What this means is, your Python script is absolutely free to import the database models you have in your Django app and use them as you would in a standard module in your project.
The only difference here, is that you may need to take care to import everything Django needs to work with those modules, whereas when a request enters through the normal web interface it would take care of that for you.
Just import Django and the required models.py/any other modules you need for it work from your app. It is your code, not a black box. You can import it from where ever the hell you want.
EDIT: The link from Rohan's answer to the Django docs for custom management commands is definitely the least painful way to do what I said above.
When you are saying " get that data into the DJango app" what exactly do you mean?

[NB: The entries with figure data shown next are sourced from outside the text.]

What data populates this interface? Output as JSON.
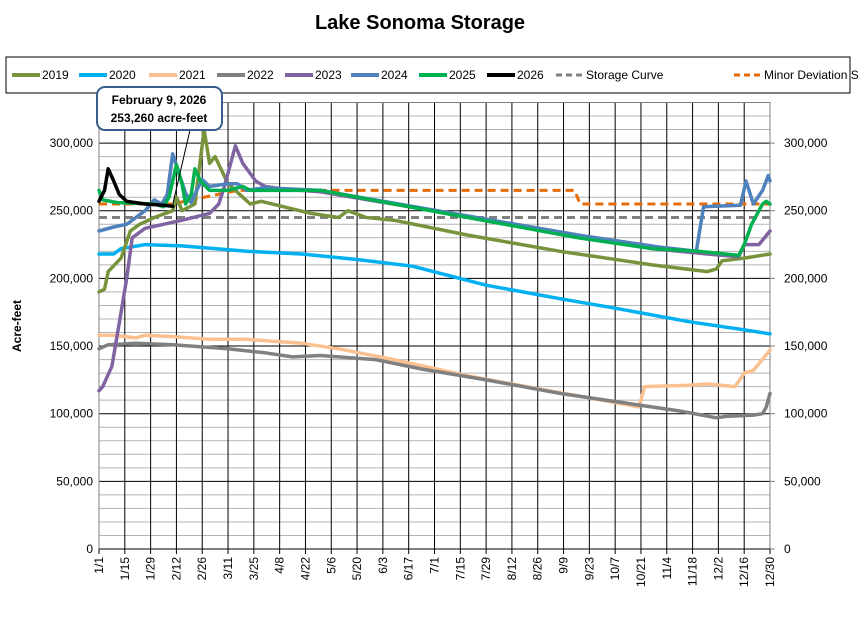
{
  "chart_data": {
    "type": "line",
    "title": "Lake Sonoma Storage",
    "ylabel": "Acre-feet",
    "xlabel": "",
    "ylim": [
      0,
      330000
    ],
    "y_ticks": [
      0,
      50000,
      100000,
      150000,
      200000,
      250000,
      300000
    ],
    "y_tick_labels": [
      "0",
      "50,000",
      "100,000",
      "150,000",
      "200,000",
      "250,000",
      "300,000"
    ],
    "x_unit": "day of year",
    "x_ticks": [
      "1/1",
      "1/15",
      "1/29",
      "2/12",
      "2/26",
      "3/11",
      "3/25",
      "4/8",
      "4/22",
      "5/6",
      "5/20",
      "6/3",
      "6/17",
      "7/1",
      "7/15",
      "7/29",
      "8/12",
      "8/26",
      "9/9",
      "9/23",
      "10/7",
      "10/21",
      "11/4",
      "11/18",
      "12/2",
      "12/16",
      "12/30"
    ],
    "grid": true,
    "legend_position": "top",
    "annotation": {
      "line1": "February 9, 2026",
      "line2": "253,260 acre-feet",
      "x": 40,
      "y": 253260
    },
    "series": [
      {
        "name": "2019",
        "color": "#77933c",
        "dash": false,
        "points": [
          [
            0,
            190000
          ],
          [
            3,
            192000
          ],
          [
            5,
            205000
          ],
          [
            12,
            215000
          ],
          [
            17,
            235000
          ],
          [
            22,
            240000
          ],
          [
            30,
            245000
          ],
          [
            40,
            250000
          ],
          [
            42,
            260000
          ],
          [
            45,
            250000
          ],
          [
            52,
            255000
          ],
          [
            57,
            310000
          ],
          [
            60,
            285000
          ],
          [
            63,
            290000
          ],
          [
            70,
            270000
          ],
          [
            78,
            260000
          ],
          [
            82,
            255000
          ],
          [
            88,
            257000
          ],
          [
            100,
            253000
          ],
          [
            115,
            248000
          ],
          [
            130,
            245000
          ],
          [
            135,
            250000
          ],
          [
            145,
            245000
          ],
          [
            160,
            243000
          ],
          [
            200,
            232000
          ],
          [
            250,
            220000
          ],
          [
            300,
            210000
          ],
          [
            330,
            205000
          ],
          [
            335,
            207000
          ],
          [
            338,
            213000
          ],
          [
            350,
            215000
          ],
          [
            364,
            218000
          ]
        ]
      },
      {
        "name": "2020",
        "color": "#00b0f0",
        "dash": false,
        "points": [
          [
            0,
            218000
          ],
          [
            8,
            218000
          ],
          [
            12,
            222000
          ],
          [
            25,
            225000
          ],
          [
            45,
            224000
          ],
          [
            80,
            220000
          ],
          [
            110,
            218000
          ],
          [
            140,
            214000
          ],
          [
            170,
            209000
          ],
          [
            210,
            195000
          ],
          [
            250,
            185000
          ],
          [
            280,
            178000
          ],
          [
            320,
            168000
          ],
          [
            350,
            162000
          ],
          [
            364,
            159000
          ]
        ]
      },
      {
        "name": "2021",
        "color": "#fac090",
        "dash": false,
        "points": [
          [
            0,
            158000
          ],
          [
            8,
            158000
          ],
          [
            20,
            156000
          ],
          [
            25,
            158000
          ],
          [
            40,
            157000
          ],
          [
            60,
            155000
          ],
          [
            80,
            155000
          ],
          [
            110,
            152000
          ],
          [
            130,
            148000
          ],
          [
            160,
            140000
          ],
          [
            200,
            128000
          ],
          [
            240,
            118000
          ],
          [
            293,
            105000
          ],
          [
            296,
            120000
          ],
          [
            320,
            121000
          ],
          [
            330,
            122000
          ],
          [
            345,
            120000
          ],
          [
            350,
            130000
          ],
          [
            355,
            132000
          ],
          [
            364,
            147000
          ]
        ]
      },
      {
        "name": "2022",
        "color": "#808080",
        "dash": false,
        "points": [
          [
            0,
            148000
          ],
          [
            5,
            151000
          ],
          [
            20,
            152000
          ],
          [
            40,
            151000
          ],
          [
            70,
            148000
          ],
          [
            90,
            145000
          ],
          [
            105,
            142000
          ],
          [
            120,
            143000
          ],
          [
            150,
            140000
          ],
          [
            175,
            133000
          ],
          [
            210,
            125000
          ],
          [
            250,
            115000
          ],
          [
            285,
            108000
          ],
          [
            315,
            102000
          ],
          [
            335,
            97000
          ],
          [
            340,
            98000
          ],
          [
            355,
            99000
          ],
          [
            360,
            100000
          ],
          [
            362,
            105000
          ],
          [
            364,
            115000
          ]
        ]
      },
      {
        "name": "2023",
        "color": "#8064a2",
        "dash": false,
        "points": [
          [
            0,
            117000
          ],
          [
            2,
            120000
          ],
          [
            7,
            135000
          ],
          [
            12,
            175000
          ],
          [
            15,
            200000
          ],
          [
            18,
            230000
          ],
          [
            25,
            237000
          ],
          [
            35,
            240000
          ],
          [
            45,
            243000
          ],
          [
            60,
            248000
          ],
          [
            65,
            255000
          ],
          [
            68,
            268000
          ],
          [
            74,
            298000
          ],
          [
            78,
            285000
          ],
          [
            85,
            272000
          ],
          [
            90,
            268000
          ],
          [
            100,
            266000
          ],
          [
            120,
            264000
          ],
          [
            260,
            232000
          ],
          [
            300,
            222000
          ],
          [
            330,
            218000
          ],
          [
            347,
            216000
          ],
          [
            350,
            225000
          ],
          [
            358,
            225000
          ],
          [
            364,
            235000
          ]
        ]
      },
      {
        "name": "2024",
        "color": "#4f81bd",
        "dash": false,
        "points": [
          [
            0,
            235000
          ],
          [
            8,
            238000
          ],
          [
            15,
            240000
          ],
          [
            20,
            245000
          ],
          [
            25,
            250000
          ],
          [
            30,
            258000
          ],
          [
            34,
            255000
          ],
          [
            37,
            262000
          ],
          [
            40,
            292000
          ],
          [
            44,
            275000
          ],
          [
            47,
            263000
          ],
          [
            50,
            256000
          ],
          [
            53,
            265000
          ],
          [
            56,
            273000
          ],
          [
            60,
            268000
          ],
          [
            70,
            270000
          ],
          [
            75,
            270000
          ],
          [
            80,
            265000
          ],
          [
            90,
            267000
          ],
          [
            120,
            265000
          ],
          [
            260,
            232000
          ],
          [
            305,
            223000
          ],
          [
            324,
            220000
          ],
          [
            328,
            253000
          ],
          [
            348,
            254000
          ],
          [
            351,
            272000
          ],
          [
            355,
            255000
          ],
          [
            360,
            265000
          ],
          [
            363,
            276000
          ],
          [
            364,
            272000
          ]
        ]
      },
      {
        "name": "2025",
        "color": "#00b050",
        "dash": false,
        "points": [
          [
            0,
            265000
          ],
          [
            2,
            258000
          ],
          [
            10,
            256000
          ],
          [
            30,
            255000
          ],
          [
            35,
            253000
          ],
          [
            38,
            260000
          ],
          [
            42,
            284000
          ],
          [
            45,
            270000
          ],
          [
            47,
            255000
          ],
          [
            50,
            262000
          ],
          [
            52,
            281000
          ],
          [
            55,
            272000
          ],
          [
            60,
            265000
          ],
          [
            70,
            265000
          ],
          [
            78,
            268000
          ],
          [
            82,
            265000
          ],
          [
            120,
            265000
          ],
          [
            260,
            230000
          ],
          [
            300,
            222000
          ],
          [
            325,
            220000
          ],
          [
            347,
            217000
          ],
          [
            350,
            225000
          ],
          [
            354,
            240000
          ],
          [
            360,
            255000
          ],
          [
            362,
            257000
          ],
          [
            364,
            255000
          ]
        ]
      },
      {
        "name": "2026",
        "color": "#000000",
        "dash": false,
        "points": [
          [
            0,
            257000
          ],
          [
            3,
            265000
          ],
          [
            5,
            281000
          ],
          [
            8,
            272000
          ],
          [
            11,
            262000
          ],
          [
            15,
            257000
          ],
          [
            25,
            255000
          ],
          [
            35,
            254000
          ],
          [
            40,
            253260
          ]
        ]
      },
      {
        "name": "Storage Curve",
        "color": "#808080",
        "dash": true,
        "points": [
          [
            0,
            245000
          ],
          [
            364,
            245000
          ]
        ]
      },
      {
        "name": "Minor Deviation Storage Curve",
        "color": "#e46c0a",
        "dash": true,
        "points": [
          [
            0,
            255000
          ],
          [
            40,
            255000
          ],
          [
            50,
            258000
          ],
          [
            75,
            265000
          ],
          [
            258,
            265000
          ],
          [
            261,
            255000
          ],
          [
            364,
            255000
          ]
        ]
      }
    ]
  }
}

I am guessing that you are using some sort of database (like mysql). Insert whatever data you have collected from your cronjob into the respective tables that your Django app is accessing. Also insert this cron data into the same tables that your users are accessing. So that way your changes are immediately reflected to the users using the app as they will be accessing the data from the same table.
Best way?
Make a view on the django side to handle receiving the data, and have your script do a HTTP POST on a URL registered to that view.

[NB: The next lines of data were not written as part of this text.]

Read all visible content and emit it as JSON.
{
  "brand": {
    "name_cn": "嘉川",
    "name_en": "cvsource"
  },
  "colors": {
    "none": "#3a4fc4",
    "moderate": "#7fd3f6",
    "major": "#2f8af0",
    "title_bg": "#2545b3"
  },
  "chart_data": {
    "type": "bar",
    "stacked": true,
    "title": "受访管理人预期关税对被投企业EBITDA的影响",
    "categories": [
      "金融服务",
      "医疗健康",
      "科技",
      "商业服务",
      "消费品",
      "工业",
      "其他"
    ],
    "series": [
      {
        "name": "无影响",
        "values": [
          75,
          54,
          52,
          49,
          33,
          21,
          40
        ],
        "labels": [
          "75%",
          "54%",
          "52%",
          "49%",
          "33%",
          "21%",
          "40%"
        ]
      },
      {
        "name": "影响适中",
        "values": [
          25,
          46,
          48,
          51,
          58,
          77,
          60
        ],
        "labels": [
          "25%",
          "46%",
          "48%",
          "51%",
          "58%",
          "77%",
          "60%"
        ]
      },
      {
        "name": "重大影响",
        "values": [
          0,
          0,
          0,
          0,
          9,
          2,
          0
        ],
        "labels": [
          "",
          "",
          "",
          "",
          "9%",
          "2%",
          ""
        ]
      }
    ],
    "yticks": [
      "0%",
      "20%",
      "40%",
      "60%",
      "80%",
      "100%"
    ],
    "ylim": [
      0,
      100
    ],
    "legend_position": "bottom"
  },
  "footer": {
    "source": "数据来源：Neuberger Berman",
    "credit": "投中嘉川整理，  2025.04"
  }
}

You could also import the model and such from inside your script, but I don't think that's a very good idea.
Have your script send an HTTP Post request like so. This is the library Requests
>>> files = {'report.xls': open('report.xls', 'rb')}
>>> r = requests.post(url, files=files)
>>> r.text
then on the receiving side you can use web.py to process the info like this
x = web.input()
then do whatever you want with x
On the receiving side of the POST request import web and write a function that handles the post
for example
def POST(self):
x = web.input()
If you dont want to use HTTP to send messages back and forth you could just have the script write the email info to a .txt file and then have your django app open the file and read it.
EDIT:
You could set your CRON job to read the e-mails at say 8AM then write it to a text file info.txt. The in your code write something like
import time
if '9' == time.strftime("%H"):
file = open(info.txt)
info = file.read()
that will check the file at 9AM untill 10AM. if you want it to only check one time just add the minutes too the if statement as well.